Cyber-Physical Systems (CPS) consist of tightly integrated and coordinated computational and physical elements. They focus on interaction with highly uncertain environment with the limited resources. By introducing IoT and Industry 4.0, the CPSs are connected to each other to meet the emerging more complex requirements. These interconnected CPSs constitute complex systems called Cyber-physical System of Systems (CPSoS) in which there may be emergent behaviour, lack of central control, dynamic structure, and need for autonomy. Therefore, CPSoS cannot be designed and managed using theories and tools from only one single domain.
A key point in a CPSoS is to obtain knowledge out of the information, collected by monitoring the environment. This knowledge can improve the control and feedback mechanism.
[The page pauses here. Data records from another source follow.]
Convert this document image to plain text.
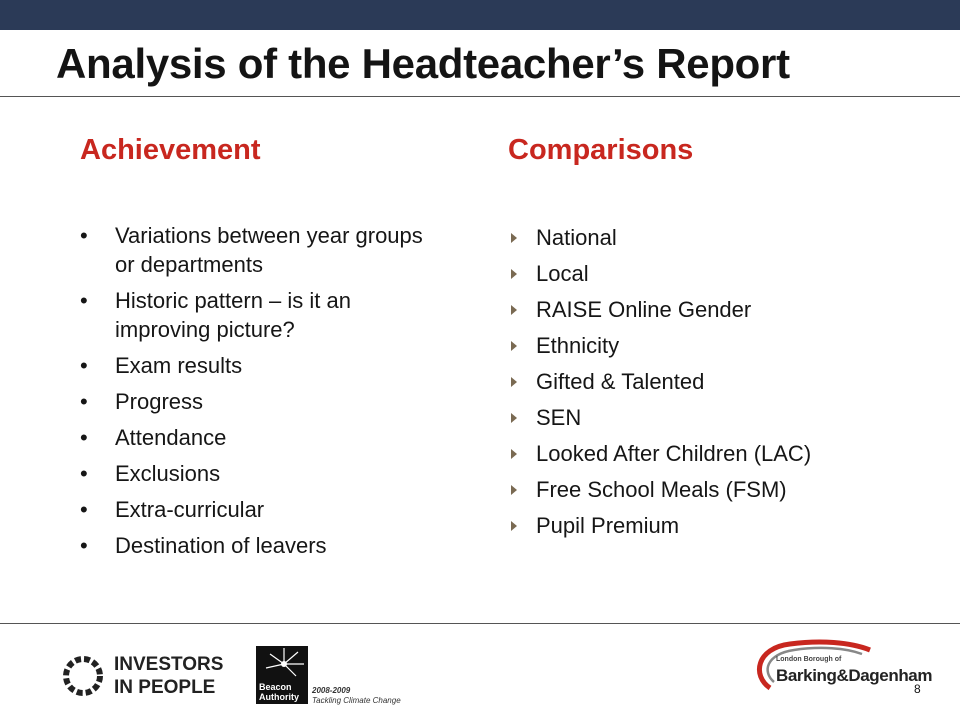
Analysis of the Headteacher’s Report
Achievement
• Variations between year groups or departments
• Historic pattern – is it an improving picture?
• Exam results
• Progress
• Attendance
• Exclusions
• Extra-curricular
• Destination of leavers
Comparisons
National
Local
RAISE Online Gender
Ethnicity
Gifted & Talented
SEN
Looked After Children (LAC)
Free School Meals (FSM)
Pupil Premium
INVESTORS
IN PEOPLE	Beacon
Authority
2008-2009
Tackling Climate Change
London Borough of
Barking&Dagenham
8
This capability leads to the next generation of CPSoS with timely and more accurate decisions and actions called Smart CPSoS (sCPSoS). These smart systems can analyze a situation and make decisions based on the available data in an adaptive manner, to perform smart actions. However, such intelligent techniques put yet additional complexity to the systems, specifically to the computational part.
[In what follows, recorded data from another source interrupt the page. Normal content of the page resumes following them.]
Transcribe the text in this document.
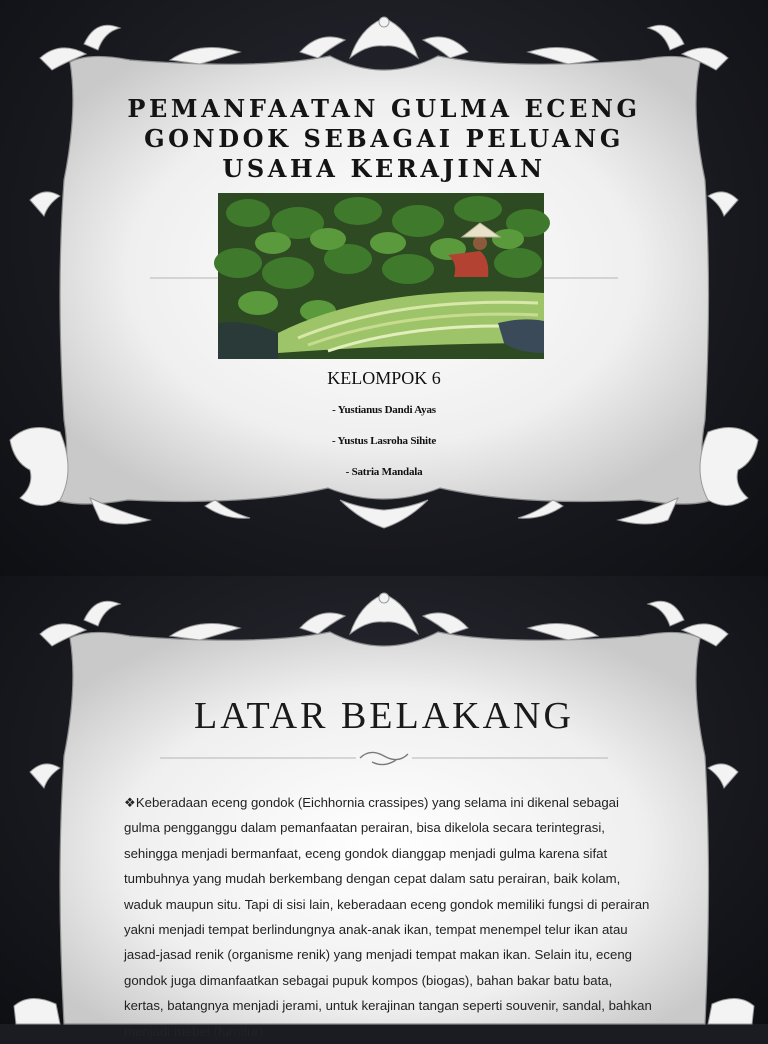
PEMANFAATAN GULMA ECENG GONDOK SEBAGAI PELUANG USAHA KERAJINAN
KELOMPOK 6
- Yustianus Dandi Ayas
- Yustus Lasroha Sihite
- Satria Mandala
LATAR BELAKANG

❖Keberadaan eceng gondok (Eichhornia crassipes) yang selama ini dikenal sebagai gulma pengganggu dalam pemanfaatan perairan, bisa dikelola secara terintegrasi, sehingga menjadi bermanfaat, eceng gondok dianggap menjadi gulma karena sifat tumbuhnya yang mudah berkembang dengan cepat dalam satu perairan, baik kolam, waduk maupun situ. Tapi di sisi lain, keberadaan eceng gondok memiliki fungsi di perairan yakni menjadi tempat berlindungnya anak-anak ikan, tempat menempel telur ikan atau jasad-jasad renik (organisme renik) yang menjadi tempat makan ikan. Selain itu, eceng gondok juga dimanfaatkan sebagai pupuk kompos (biogas), bahan bakar batu bata, kertas, batangnya menjadi jerami, untuk kerajinan tangan seperti souvenir, sandal, bahkan menjadi mebel (furnitur).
Thus, these systems of the future have a high complexity (both from structural and behavioural points of view) throughout their lifecycle, including modeling & simulation, design & implementation, validation & verification, deployment, execution & monitoring, and maintenance & evolution. There is a need for new methodologies, architectures, process models, and frameworks to tackle this complexity.
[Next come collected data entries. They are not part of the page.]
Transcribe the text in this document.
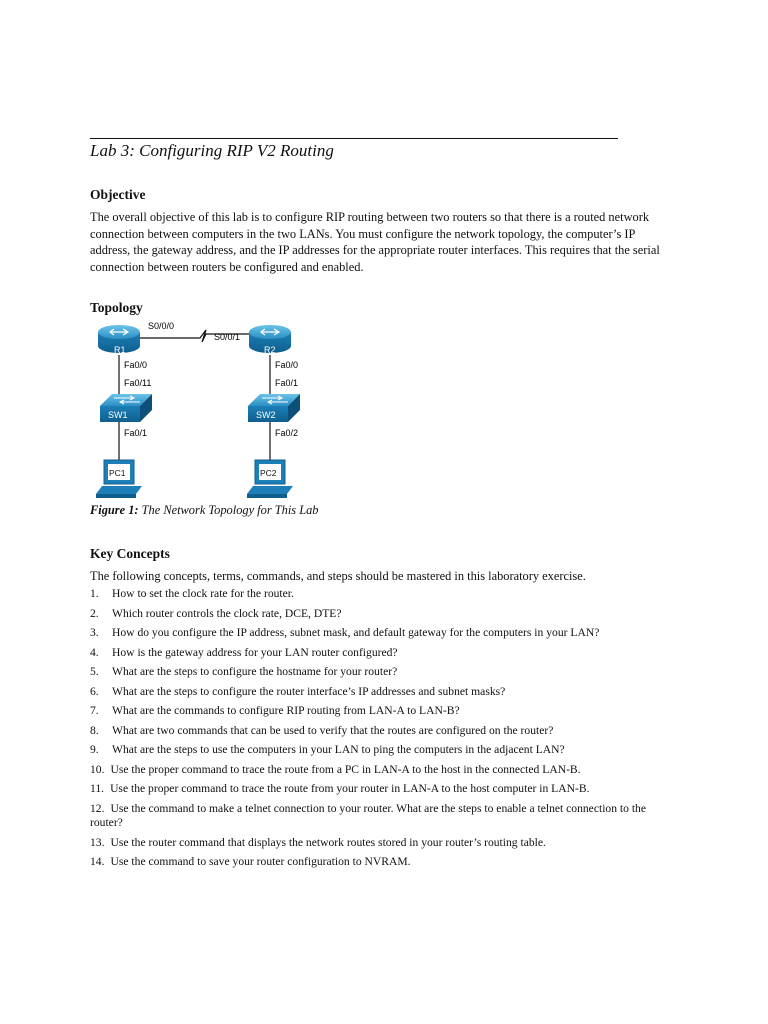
Lab 3: Configuring RIP V2 Routing
Objective

The overall objective of this lab is to configure RIP routing between two routers so that there is a routed network connection between computers in the two LANs. You must configure the network topology, the computer’s IP address, the gateway address, and the IP addresses for the appropriate router interfaces. This requires that the serial connection between routers be configured and enabled.

Topology
S0/0/0
S0/0/1
R1	R2
Fa0/0
Fa0/11
Fa0/0
Fa0/1
SW1	SW2
Fa0/1	Fa0/2
PC1	PC2
Figure 1: The Network Topology for This Lab
Key Concepts
The following concepts, terms, commands, and steps should be mastered in this laboratory exercise.
1. How to set the clock rate for the router.
2. Which router controls the clock rate, DCE, DTE?
3. How do you configure the IP address, subnet mask, and default gateway for the computers in your LAN?
4. How is the gateway address for your LAN router configured?
5. What are the steps to configure the hostname for your router?
6. What are the steps to configure the router interface’s IP addresses and subnet masks?
7. What are the commands to configure RIP routing from LAN-A to LAN-B?
8. What are two commands that can be used to verify that the routes are configured on the router?
9. What are the steps to use the computers in your LAN to ping the computers in the adjacent LAN?
10. Use the proper command to trace the route from a PC in LAN-A to the host in the connected LAN-B.
11. Use the proper command to trace the route from your router in LAN-A to the host computer in LAN-B.
12. Use the command to make a telnet connection to your router. What are the steps to enable a telnet connection to the router?
13. Use the router command that displays the network routes stored in your router’s routing table.
14. Use the command to save your router configuration to NVRAM.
To overcome the challenges in the development and operation of sCPSoS, modeling techniques can be used for different aspect and various levels of abstraction in the system. To this end, appropriate modeling paradigms should be chosen for each aspect/level. These models and modeling paradigms will be integrated, hence called multi-paradigm modeling (MPM), to represent the whole system. Specifically, the idea is to integrate agent paradigm with the model-based system engineering (MBSE) for both modelling & simulation phase as well as execution and monitoring phase in the lifecycle of sCPSoS. Agent based system engineering (ABSE) uses software intelligent agents to successfully cross-fertilize the fields of systems engineering and artificial intelligence. In this way, the autonomy, dynamic behaviour and smart-ness of sCPSoS can be handled by intelligent agents, integrated with MBSE models.